The synthesis of optically active alcohols is vital for the pharmaceutical and fine chemical industries, yet traditional chemical methods generally lack efficiency and stereoselectivity. Although ketoreductases are a more environmentally friendly option, many of them need to have their catalytic performance improved to satisfy industrial demands. This study focused on engineering Komagataella phaffii ketoreductase (KpKR), the first characterized ketoreductase from this yeast, by applying an innovative combination of error-prone PCR and ribosome display for rapid directed evolution. Through the use of kinetic analysis, molecular docking, homology modeling, and substrate specificity assays, five evolved variants (M1-M5) were identified and characterized.
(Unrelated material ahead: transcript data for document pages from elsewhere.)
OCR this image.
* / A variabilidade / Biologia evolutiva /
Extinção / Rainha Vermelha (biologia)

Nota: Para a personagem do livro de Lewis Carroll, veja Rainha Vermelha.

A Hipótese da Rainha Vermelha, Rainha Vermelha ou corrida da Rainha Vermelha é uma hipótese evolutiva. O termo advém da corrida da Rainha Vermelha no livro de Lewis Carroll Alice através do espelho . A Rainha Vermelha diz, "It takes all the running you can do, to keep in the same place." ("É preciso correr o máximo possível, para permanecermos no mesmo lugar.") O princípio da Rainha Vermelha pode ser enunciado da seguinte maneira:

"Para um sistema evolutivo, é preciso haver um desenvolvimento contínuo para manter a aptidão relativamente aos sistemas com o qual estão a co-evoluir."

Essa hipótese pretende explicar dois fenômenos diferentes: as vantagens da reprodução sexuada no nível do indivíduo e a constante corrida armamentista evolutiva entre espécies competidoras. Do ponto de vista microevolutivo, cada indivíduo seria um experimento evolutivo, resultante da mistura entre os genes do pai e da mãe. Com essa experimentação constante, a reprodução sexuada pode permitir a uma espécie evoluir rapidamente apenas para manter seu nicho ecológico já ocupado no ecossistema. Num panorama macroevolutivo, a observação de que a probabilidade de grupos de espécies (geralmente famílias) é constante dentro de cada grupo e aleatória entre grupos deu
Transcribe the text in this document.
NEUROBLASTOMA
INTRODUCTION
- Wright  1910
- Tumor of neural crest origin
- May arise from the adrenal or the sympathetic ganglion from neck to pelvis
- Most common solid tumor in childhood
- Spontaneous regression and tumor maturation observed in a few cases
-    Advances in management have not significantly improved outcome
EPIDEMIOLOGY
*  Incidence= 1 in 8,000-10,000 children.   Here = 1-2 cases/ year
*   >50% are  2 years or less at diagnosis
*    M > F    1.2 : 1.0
Compared to a range of microbial ketoreductases, such as Bacillus sp. ECU0013 and yeast-derived enzymes, the KpKR variants demonstrated efficient catalytic performance; notably, M5 showed enhanced catalytic efficiency (k_cat/k_m = 199.58 s^-1mM^-1) toward ketoesters, while M1 demonstrated remarkable activity for halogenated substrates, outperforming Bacillus enzymes by thousands-fold. Structural investigation identified key C-terminal changes that likely contributed to improved active site accessibility. Furthermore, sequence analysis confirmed KpKR as a member of the short-chain dehydrogenase/reductase (SDR) family. These results underscore the innovative utility of ribosome display in enzyme engineering and establish the evolved KpKR variants as powerful, highly efficient biocatalysts suitable for challenging pharmaceutical synthesis.